The orange juice pun might be silly, but food litigation continues to serve a serious portion of stress and confusion—costing businesses time and money.
In 2017, the U.S. Chamber Institute for Legal Reform (ILR) released a research paper that documented the growing food litigation machine. That paper found the number of food class action lawsuits filed in federal court grew 750 percent between 2008 and 2016.
Food lawsuit filings continued at a steady pace throughout 2017, no matter how ridiculous they may be. Take the lawsuit against Krispy Kreme from last February, in which someone sued the doughnut company because their “raspberry-filed” doughnuts did not have actual raspberries in them, and deprived consumers of the related health benefits. That case sparked even more lawsuits against other doughnut companies.
Lawsuits like those might bring a laugh, but they also come with major consequences. As that report stated, it “costs virtually nothing, aside from a nominal court fee, for a plaintiffs’ lawyer to file a cut and-paste complaint.” The cost is on the business to defend itself.
Of course, the lawyers who file these copycat suits on the cheap are the only true beneficiaries, as they walk home with a big payday while consumers get almost nothing. For example, the lawyers took home $3.4 million in a 2013 suit against Red Bull because consumers didn’t literally grow wings, as promised by the slogan. Consumers? They got their choice of four free cans or $4.23.
Thankfully, judges have tossed a few ridiculous food lawsuits down the garbage disposal.
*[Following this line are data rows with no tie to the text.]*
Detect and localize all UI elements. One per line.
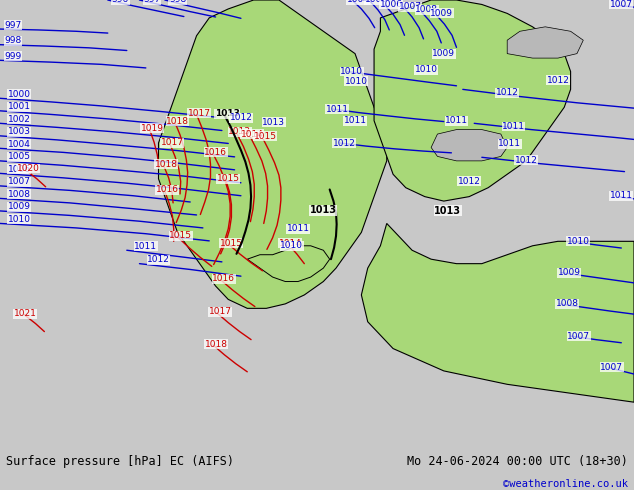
Text: 1015: 1015 bbox=[220, 239, 243, 247]
Text: 1018: 1018 bbox=[155, 160, 178, 169]
Text: 1017: 1017 bbox=[188, 109, 210, 118]
Text: 1011: 1011 bbox=[502, 122, 525, 131]
Text: 1015: 1015 bbox=[254, 132, 276, 141]
Text: 1005: 1005 bbox=[365, 0, 387, 4]
Text: 1006: 1006 bbox=[380, 0, 403, 9]
Text: 999: 999 bbox=[4, 52, 22, 61]
Text: 997: 997 bbox=[4, 21, 22, 29]
Text: 1020: 1020 bbox=[16, 164, 39, 173]
Text: 1016: 1016 bbox=[204, 148, 227, 157]
Text: 1021: 1021 bbox=[14, 309, 37, 318]
Text: 1013: 1013 bbox=[434, 206, 461, 216]
Text: 1013: 1013 bbox=[214, 109, 240, 119]
Text: 1001: 1001 bbox=[8, 102, 30, 111]
Text: 1013: 1013 bbox=[228, 127, 251, 136]
Text: 1007: 1007 bbox=[610, 0, 633, 9]
Text: 1010: 1010 bbox=[8, 215, 30, 224]
Text: 1007: 1007 bbox=[567, 332, 590, 341]
Text: 1011: 1011 bbox=[326, 104, 349, 114]
Text: 1004: 1004 bbox=[347, 0, 370, 4]
Text: 997: 997 bbox=[143, 0, 161, 4]
Text: 1010: 1010 bbox=[280, 241, 303, 250]
Text: 1009: 1009 bbox=[558, 268, 581, 277]
Polygon shape bbox=[158, 0, 387, 308]
Text: 1004: 1004 bbox=[8, 140, 30, 149]
Text: 998: 998 bbox=[4, 36, 22, 45]
Text: 1008: 1008 bbox=[415, 5, 438, 14]
Polygon shape bbox=[507, 27, 583, 58]
Text: 1008: 1008 bbox=[8, 190, 30, 199]
Text: 1009: 1009 bbox=[432, 49, 455, 58]
Text: Surface pressure [hPa] EC (AIFS): Surface pressure [hPa] EC (AIFS) bbox=[6, 456, 235, 468]
Text: 1012: 1012 bbox=[515, 156, 538, 165]
Text: 1012: 1012 bbox=[333, 139, 356, 147]
Text: 1017: 1017 bbox=[209, 307, 231, 317]
Text: 1007: 1007 bbox=[8, 177, 30, 186]
Text: 1012: 1012 bbox=[458, 177, 481, 186]
Text: 998: 998 bbox=[169, 0, 186, 4]
Text: 1011: 1011 bbox=[498, 139, 521, 148]
Text: 1009: 1009 bbox=[430, 9, 453, 18]
Text: 1009: 1009 bbox=[8, 202, 30, 211]
Text: 1018: 1018 bbox=[166, 117, 189, 125]
Text: 1000: 1000 bbox=[8, 90, 30, 99]
Text: 1011: 1011 bbox=[445, 116, 468, 125]
Text: Mo 24-06-2024 00:00 UTC (18+30): Mo 24-06-2024 00:00 UTC (18+30) bbox=[407, 456, 628, 468]
Text: 1019: 1019 bbox=[141, 124, 164, 133]
Text: 1011: 1011 bbox=[134, 242, 157, 251]
Text: 1016: 1016 bbox=[212, 274, 235, 283]
Text: 1011: 1011 bbox=[610, 191, 633, 200]
Text: 1015: 1015 bbox=[217, 174, 240, 183]
Text: 1007: 1007 bbox=[399, 2, 422, 11]
Text: 1016: 1016 bbox=[156, 185, 179, 195]
Text: 1010: 1010 bbox=[567, 237, 590, 246]
Text: 1014: 1014 bbox=[279, 239, 302, 247]
Text: 1010: 1010 bbox=[345, 77, 368, 86]
Polygon shape bbox=[247, 246, 330, 282]
Text: 1011: 1011 bbox=[344, 116, 366, 125]
Text: 1010: 1010 bbox=[415, 65, 437, 74]
Text: 1012: 1012 bbox=[147, 255, 170, 264]
Text: 1008: 1008 bbox=[556, 299, 579, 308]
Text: 1018: 1018 bbox=[205, 340, 228, 348]
Text: 1003: 1003 bbox=[8, 127, 30, 136]
Text: 1012: 1012 bbox=[547, 76, 569, 85]
Text: 1006: 1006 bbox=[8, 165, 30, 174]
Polygon shape bbox=[374, 0, 571, 201]
Polygon shape bbox=[431, 129, 507, 161]
Text: 1012: 1012 bbox=[230, 114, 252, 122]
Text: 1011: 1011 bbox=[287, 224, 309, 233]
Text: 1007: 1007 bbox=[600, 363, 623, 372]
Text: 996: 996 bbox=[112, 0, 129, 4]
Text: ©weatheronline.co.uk: ©weatheronline.co.uk bbox=[503, 479, 628, 489]
Text: 1005: 1005 bbox=[8, 152, 30, 161]
Text: 1012: 1012 bbox=[496, 89, 519, 98]
Text: 1014: 1014 bbox=[241, 129, 264, 139]
Text: 1015: 1015 bbox=[169, 231, 192, 241]
Text: 1013: 1013 bbox=[262, 118, 285, 127]
Text: 1002: 1002 bbox=[8, 115, 30, 124]
Polygon shape bbox=[361, 223, 634, 402]
Text: 1010: 1010 bbox=[340, 67, 363, 76]
Text: 1013: 1013 bbox=[310, 205, 337, 215]
Text: 1017: 1017 bbox=[161, 138, 184, 147]
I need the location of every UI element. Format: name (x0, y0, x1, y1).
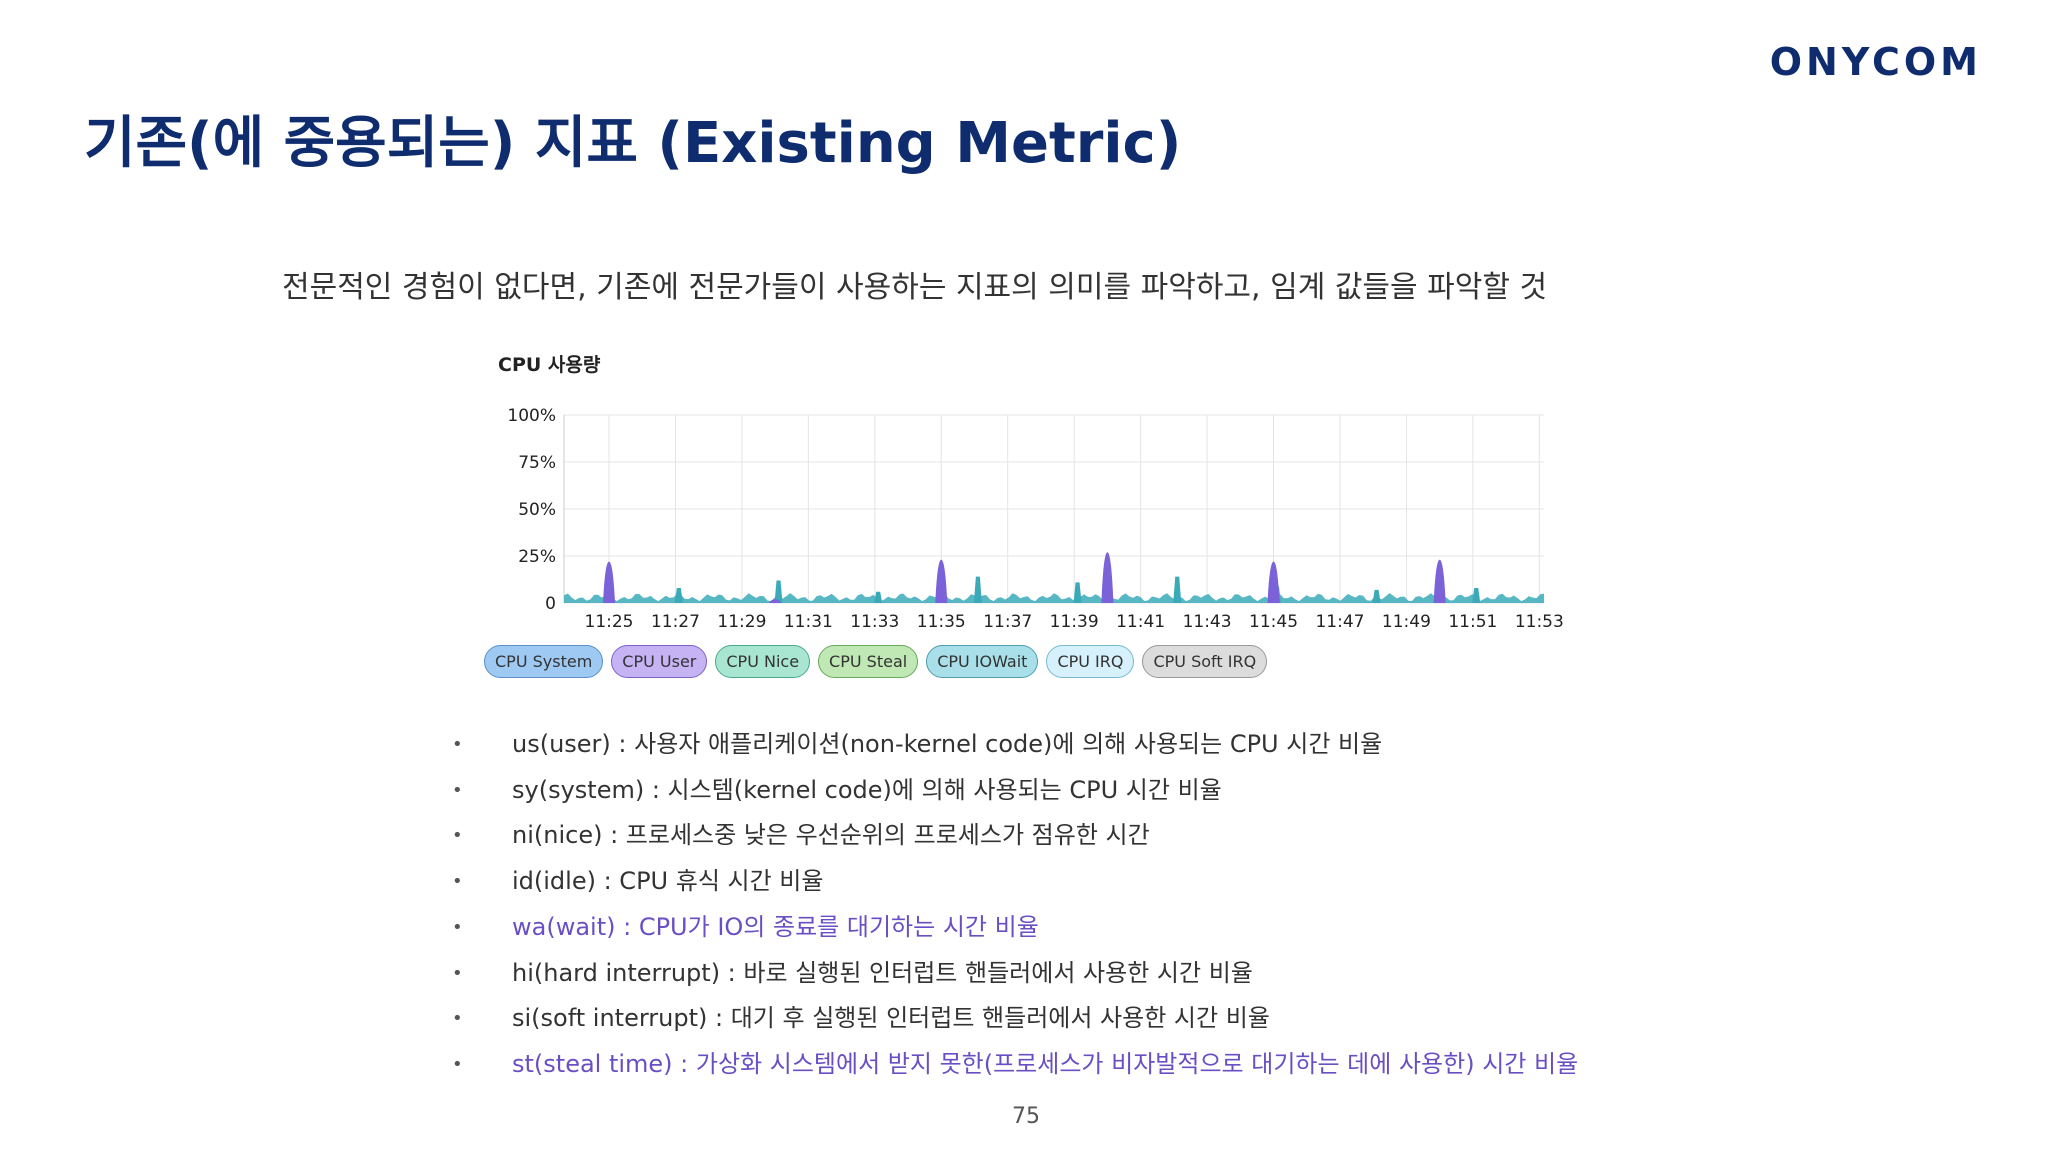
x-tick-label: 11:51 (1448, 612, 1497, 632)
metric-definition-item: • ni(nice) : 프로세스중 낮은 우선순위의 프로세스가 점유한 시간 (450, 813, 1578, 859)
metric-definition-text: si(soft interrupt) : 대기 후 실행된 인터럽트 핸들러에서… (512, 1004, 1270, 1033)
y-tick-label: 100% (507, 406, 556, 426)
series-user-spike (603, 561, 615, 603)
legend-item[interactable]: CPU Nice (715, 645, 811, 678)
legend-item[interactable]: CPU Steal (818, 645, 919, 678)
series-user-spike (769, 599, 782, 603)
metric-definition-item: • wa(wait) : CPU가 IO의 종료를 대기하는 시간 비율 (450, 905, 1578, 951)
x-tick-label: 11:27 (651, 612, 700, 632)
metric-definition-item: • st(steal time) : 가상화 시스템에서 받지 못한(프로세스가 … (450, 1042, 1578, 1088)
y-tick-label: 75% (518, 453, 556, 473)
company-logo: ONYCOM (1769, 40, 1982, 84)
legend-item[interactable]: CPU IRQ (1046, 645, 1135, 678)
metric-definition-text: sy(system) : 시스템(kernel code)에 의해 사용되는 C… (512, 775, 1222, 804)
series-iowait-peak (874, 591, 883, 603)
x-tick-label: 11:41 (1116, 612, 1165, 632)
slide-title: 기존(에 중용되는) 지표 (Existing Metric) (84, 111, 1182, 176)
metric-definition-item: • id(idle) : CPU 휴식 시간 비율 (450, 859, 1578, 905)
metric-definition-text: us(user) : 사용자 애플리케이션(non-kernel code)에 … (512, 730, 1383, 758)
page-number: 75 (1012, 1104, 1040, 1129)
bullet-dot: • (452, 1008, 463, 1030)
x-tick-label: 11:31 (784, 612, 833, 632)
legend-item[interactable]: CPU IOWait (926, 645, 1039, 678)
bullet-dot: • (452, 962, 463, 984)
metric-definition-text: id(idle) : CPU 휴식 시간 비율 (512, 867, 824, 896)
chart-title: CPU 사용량 (498, 354, 601, 376)
bullet-dot: • (452, 779, 463, 801)
x-tick-label: 11:53 (1515, 612, 1564, 632)
series-iowait-area (564, 593, 1544, 603)
series-iowait-peak (1372, 589, 1381, 603)
series-user-spike (1433, 559, 1446, 603)
metric-definition-item: • hi(hard interrupt) : 바로 실행된 인터럽트 핸들러에서 … (450, 951, 1578, 997)
x-tick-label: 11:25 (585, 612, 634, 632)
x-tick-label: 11:37 (983, 612, 1032, 632)
x-tick-label: 11:39 (1050, 612, 1099, 632)
bullet-dot: • (452, 825, 463, 847)
legend-item[interactable]: CPU User (611, 645, 708, 678)
slide-subtitle: 전문적인 경험이 없다면, 기존에 전문가들이 사용하는 지표의 의미를 파악하… (282, 270, 1548, 305)
x-tick-label: 11:49 (1382, 612, 1431, 632)
y-tick-label: 0 (545, 594, 556, 614)
series-user-spike (1101, 552, 1114, 603)
series-user-spike (935, 559, 948, 603)
y-tick-label: 50% (518, 500, 556, 520)
bullet-dot: • (452, 871, 463, 893)
x-tick-label: 11:33 (850, 612, 899, 632)
metric-definitions-list: • us(user) : 사용자 애플리케이션(non-kernel code)에… (450, 722, 1578, 1088)
metric-definition-item: • sy(system) : 시스템(kernel code)에 의해 사용되는 … (450, 768, 1578, 814)
series-iowait-peak (1073, 582, 1082, 603)
x-tick-label: 11:35 (917, 612, 966, 632)
series-iowait-peak (1173, 576, 1182, 603)
metric-definition-text: wa(wait) : CPU가 IO의 종료를 대기하는 시간 비율 (512, 912, 1039, 941)
metric-definition-item: • si(soft interrupt) : 대기 후 실행된 인터럽트 핸들러에… (450, 996, 1578, 1042)
series-iowait-peak (1472, 587, 1481, 603)
bullet-dot: • (452, 1053, 463, 1075)
cpu-usage-chart: 100% 75% 50% 25% 0 11:25 11:27 11:29 11:31 11:33 1… (484, 340, 1584, 680)
x-tick-label: 11:47 (1315, 612, 1364, 632)
series-iowait-peak (674, 587, 683, 603)
x-tick-label: 11:43 (1183, 612, 1232, 632)
series-user-spike (1267, 561, 1280, 603)
bullet-dot: • (452, 734, 463, 755)
legend-item[interactable]: CPU System (484, 645, 604, 678)
chart-canvas: 100% 75% 50% 25% 0 11:25 11:27 11:29 11:31 11:33 1… (507, 406, 1564, 632)
series-iowait-peak (973, 576, 982, 603)
chart-legend: CPU System CPU User CPU Nice CPU Steal CPU I… (484, 645, 1268, 678)
y-tick-label: 25% (518, 547, 556, 567)
legend-item[interactable]: CPU Soft IRQ (1142, 645, 1268, 678)
metric-definition-text: ni(nice) : 프로세스중 낮은 우선순위의 프로세스가 점유한 시간 (512, 821, 1150, 850)
metric-definition-item: • us(user) : 사용자 애플리케이션(non-kernel code)에… (450, 722, 1578, 768)
bullet-dot: • (452, 916, 463, 938)
series-iowait-peak (774, 580, 783, 603)
x-tick-label: 11:45 (1249, 612, 1298, 632)
x-tick-label: 11:29 (717, 612, 766, 632)
metric-definition-text: st(steal time) : 가상화 시스템에서 받지 못한(프로세스가 비… (512, 1049, 1579, 1078)
metric-definition-text: hi(hard interrupt) : 바로 실행된 인터럽트 핸들러에서 사… (512, 958, 1253, 987)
The most egregious of these cases was litigation over Subway’s ‘Footlong’ sandwiches, which sometimes do not come out to exactly 12 inches in the baking process. The judge tossed the case, which would have given lawyers $500,000 of the $525,000, saying it was “no better than a racket.”
Similarly, a judge tossed 50 consolidated class actions over “100% Grated Parmesan” cheese that had a “trivial amount” of cellulose, which stops the cheese from clumping. The court said that if reasonable consumers wanted to see if there was anything other than cheese in there, they “would know exactly where to look to investigate- the ingredients list.”
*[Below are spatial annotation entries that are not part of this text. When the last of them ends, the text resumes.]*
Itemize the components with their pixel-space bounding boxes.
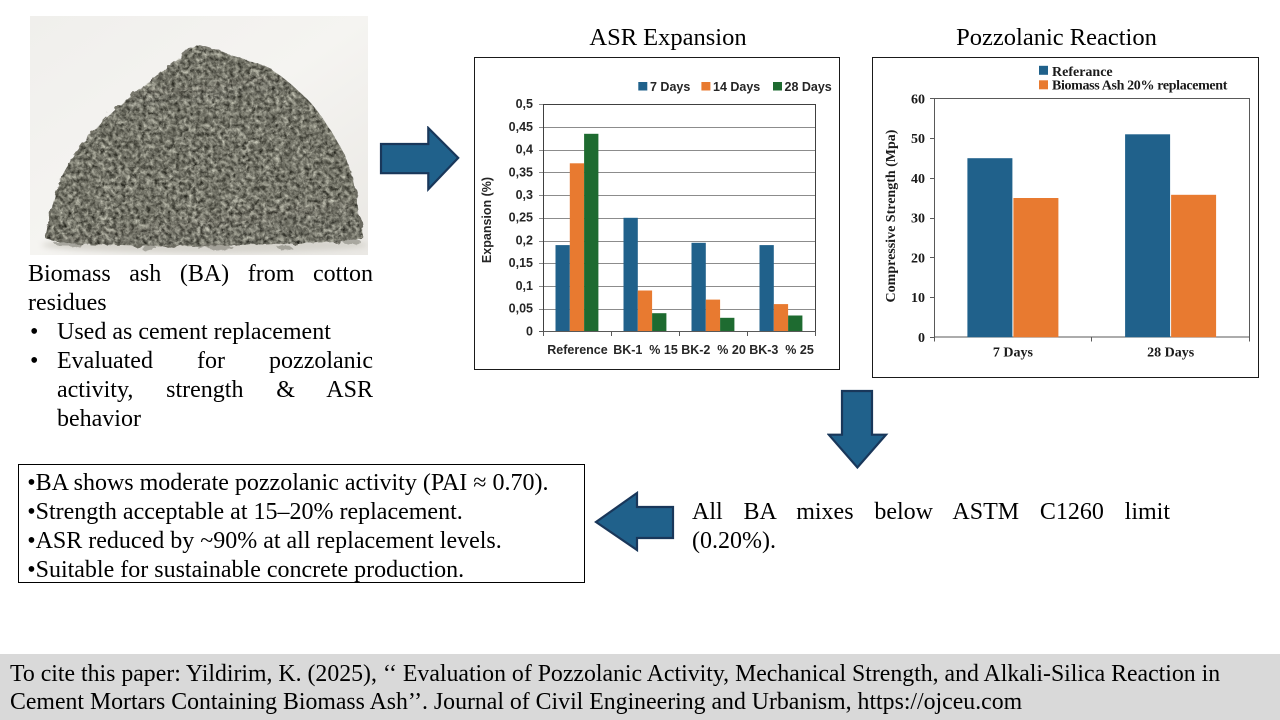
svg-text:28 Days: 28 Days	[785, 80, 832, 94]
svg-text:Expansion (%): Expansion (%)	[480, 177, 494, 263]
svg-text:20: 20	[911, 251, 925, 266]
svg-text:0,2: 0,2	[516, 233, 533, 247]
svg-text:50: 50	[911, 132, 925, 147]
svg-text:0,1: 0,1	[516, 279, 533, 293]
svg-text:0,35: 0,35	[509, 165, 533, 179]
svg-text:0,05: 0,05	[509, 302, 533, 316]
svg-text:14 Days: 14 Days	[713, 80, 760, 94]
svg-text:0,4: 0,4	[516, 143, 533, 157]
svg-text:60: 60	[911, 92, 925, 107]
svg-text:0,3: 0,3	[516, 188, 533, 202]
svg-text:BK-1 % 15: BK-1 % 15	[613, 343, 678, 357]
svg-text:7 Days: 7 Days	[650, 80, 690, 94]
svg-text:0,5: 0,5	[516, 97, 533, 111]
svg-text:Compressive Strength (Mpa): Compressive Strength (Mpa)	[884, 129, 899, 302]
svg-text:0: 0	[918, 331, 925, 346]
svg-text:Reference: Reference	[547, 343, 607, 357]
svg-text:BK-2 % 20: BK-2 % 20	[681, 343, 746, 357]
svg-text:28 Days: 28 Days	[1147, 346, 1195, 361]
svg-text:40: 40	[911, 172, 925, 187]
svg-text:10: 10	[911, 291, 925, 306]
svg-text:0,25: 0,25	[509, 211, 533, 225]
svg-text:0,45: 0,45	[509, 120, 533, 134]
svg-text:7 Days: 7 Days	[993, 346, 1034, 361]
svg-text:0,15: 0,15	[509, 256, 533, 270]
svg-text:Referance: Referance	[1052, 65, 1113, 80]
svg-text:Biomass Ash 20% replacement: Biomass Ash 20% replacement	[1052, 78, 1228, 93]
svg-text:30: 30	[911, 212, 925, 227]
svg-text:0: 0	[526, 324, 533, 338]
svg-text:BK-3 % 25: BK-3 % 25	[749, 343, 814, 357]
This orange juice lawsuit is the latest example of common sense besting litigation. In an opinion piece last year, ILR President Lisa A. Rickard laid out four simple fixes that all levels and branches of government should take up:
- Congress should pass the Fairness in Class Action Litigation Act, which will alleviate many of the problems with food litigation eliminating “no-injury” class actions and requiring that the majority of settlement dollars go to the class members, instead of to the lawyers.
- Courts should reject attorney fee awards that are disproportionate to the actual benefit to consumers.
- State legislatures should amend consumer protection statutes to require that plaintiffs show actual injury, reliance, and out-of-pocket loss.
- Regulatory agencies should provide clarity on common labeling terms, and closing off further litigation avenues.
The U.S. Supreme Court’s landmark Bristol Myers-Squibb decision could also help stop these ridiculous lawsuits. That decision last year limited the ability of plaintiffs’ lawyers to file lawsuits on behalf of out-of-state plaintiffs. ILR research found that more than three-quarters of 2016’s food lawsuits were filed in just four states. That trend will only continue unless jurisdiction rules are properly applied.
Reining in food litigation abuse should be a no-brainer. It is clear the system is being gamed by plaintiffs’ lawyers, who file copy-and-paste lawsuits and take home the lion’s share of any settlement. In the meantime, we’ll just have to hope that when plaintiffs’ lawyers dish out crazy food lawsuits, the courts serve them up a warm plate of common sense.